Drive in a manner to prevent cattle from jostling or slipping and avoid sudden accelerations, stops, and turns. Don’t overload trailers, leaving enough space between animals to allow them to balance their weight on all four legs. Safe transportation of cattle starts with proper maintenance of the truck and trailer.

End product options

“Postmortem handling methods also have an effect on meat quality,” Paschal said. “Large beef processing facilities electrically stimulate carcass muscles soon after slaughter, primarily to improve tenderness.”

Paschal added, “There are three schools of thought on why the process is effective. The most accepted theory is that muscle contraction, caused by electrical simulation, burns up the source of energy for the muscle fibers. This causes the animal to pass through rigor mortis more quickly, and the fibers are relaxed rather than bunched.”

Another benefit of electrical stimulation is the lowering of pH, which enhances flavor. Color and appearance of the meat is improved, but there is more cooking loss or shrink.

An option for small processors is blade or needle tenderization. A set of needles or blades are utilized to pierce the meat cutting through muscle fibers and connective tissue. Blade tenderization is often used on wholesale cuts.

“Some beef is aged by one of two methods — wet or dry. Wet aging is putting the meat in a refrigerated vacuum sealed bag,” Paschal said. “Shrink loss is reduced because of the meat drying, but wet aging often gives meat an off color in the bag until its contents are subjected to oxygen.

“Dry aging allows the meat to dry, causing weight loss and some reduction of mold and bacteria. This aging process tends to give meat a metallic taste, according to some people. Wet aging is the best process to use, if tenderness is an issue,” he added.
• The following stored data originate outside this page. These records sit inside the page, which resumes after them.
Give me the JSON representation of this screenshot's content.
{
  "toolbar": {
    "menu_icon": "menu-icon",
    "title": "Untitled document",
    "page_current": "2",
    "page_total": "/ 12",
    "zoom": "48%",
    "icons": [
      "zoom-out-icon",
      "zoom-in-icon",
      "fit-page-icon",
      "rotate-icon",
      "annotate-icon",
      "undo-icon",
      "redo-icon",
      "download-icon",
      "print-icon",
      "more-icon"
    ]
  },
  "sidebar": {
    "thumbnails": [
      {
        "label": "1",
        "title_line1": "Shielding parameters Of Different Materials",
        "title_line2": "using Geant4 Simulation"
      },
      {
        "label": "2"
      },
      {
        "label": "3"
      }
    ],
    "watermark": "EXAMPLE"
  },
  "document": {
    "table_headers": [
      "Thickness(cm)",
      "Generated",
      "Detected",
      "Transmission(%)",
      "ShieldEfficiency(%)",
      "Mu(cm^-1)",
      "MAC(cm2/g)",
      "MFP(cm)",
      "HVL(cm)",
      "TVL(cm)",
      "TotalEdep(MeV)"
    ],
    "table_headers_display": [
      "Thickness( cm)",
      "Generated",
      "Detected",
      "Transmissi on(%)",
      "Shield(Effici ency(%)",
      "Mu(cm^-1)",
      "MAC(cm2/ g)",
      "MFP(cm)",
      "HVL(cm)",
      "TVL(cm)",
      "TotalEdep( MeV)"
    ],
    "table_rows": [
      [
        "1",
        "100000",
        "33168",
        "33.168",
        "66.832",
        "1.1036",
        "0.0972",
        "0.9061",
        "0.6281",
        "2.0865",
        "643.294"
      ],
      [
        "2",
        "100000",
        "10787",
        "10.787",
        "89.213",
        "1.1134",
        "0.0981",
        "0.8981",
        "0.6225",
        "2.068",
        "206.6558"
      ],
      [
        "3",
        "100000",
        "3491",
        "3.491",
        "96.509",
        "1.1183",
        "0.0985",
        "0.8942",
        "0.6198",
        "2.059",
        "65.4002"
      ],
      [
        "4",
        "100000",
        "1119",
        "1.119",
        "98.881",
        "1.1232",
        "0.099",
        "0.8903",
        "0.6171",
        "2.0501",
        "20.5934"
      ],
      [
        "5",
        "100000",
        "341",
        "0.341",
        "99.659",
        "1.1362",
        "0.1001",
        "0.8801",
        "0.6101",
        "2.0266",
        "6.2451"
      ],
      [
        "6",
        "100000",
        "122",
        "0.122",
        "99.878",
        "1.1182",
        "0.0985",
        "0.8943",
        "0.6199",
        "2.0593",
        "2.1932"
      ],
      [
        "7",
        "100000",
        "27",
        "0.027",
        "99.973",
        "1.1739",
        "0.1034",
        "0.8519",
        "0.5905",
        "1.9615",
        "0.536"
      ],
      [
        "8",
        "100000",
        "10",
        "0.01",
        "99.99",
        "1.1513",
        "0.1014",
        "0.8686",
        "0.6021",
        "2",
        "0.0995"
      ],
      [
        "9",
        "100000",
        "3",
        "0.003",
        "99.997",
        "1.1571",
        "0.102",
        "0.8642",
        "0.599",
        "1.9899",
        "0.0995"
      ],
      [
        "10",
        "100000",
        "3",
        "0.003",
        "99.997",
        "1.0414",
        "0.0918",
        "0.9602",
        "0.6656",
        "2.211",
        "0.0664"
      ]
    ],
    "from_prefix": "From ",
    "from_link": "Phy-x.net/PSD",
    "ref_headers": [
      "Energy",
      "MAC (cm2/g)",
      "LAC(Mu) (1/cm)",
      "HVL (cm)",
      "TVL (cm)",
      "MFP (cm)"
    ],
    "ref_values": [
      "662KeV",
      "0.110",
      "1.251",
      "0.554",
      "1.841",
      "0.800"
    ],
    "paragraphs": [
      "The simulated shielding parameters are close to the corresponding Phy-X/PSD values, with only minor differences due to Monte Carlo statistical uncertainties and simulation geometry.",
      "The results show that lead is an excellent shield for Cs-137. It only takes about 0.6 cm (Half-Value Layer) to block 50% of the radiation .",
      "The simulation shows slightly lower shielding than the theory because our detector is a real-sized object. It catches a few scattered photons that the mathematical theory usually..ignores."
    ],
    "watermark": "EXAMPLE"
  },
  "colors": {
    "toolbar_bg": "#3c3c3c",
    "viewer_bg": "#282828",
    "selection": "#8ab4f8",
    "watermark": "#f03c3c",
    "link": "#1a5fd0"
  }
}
Proper temperature, relative humidity, and air movement are essential for successful aging of beef. Maintain temperature of the aging room at 34°F to 36°F, relative humidity at 85 to 90 percent, and airflow at 15 to 20 linear feet per minute at the product surface.

Proper cattle selection and management are essential for producing a grass-fed product that consumers will continue to purchase and enjoy.

This article appeared in the November 2017 issue of Hay & Forage Grower on pages 30 and 31.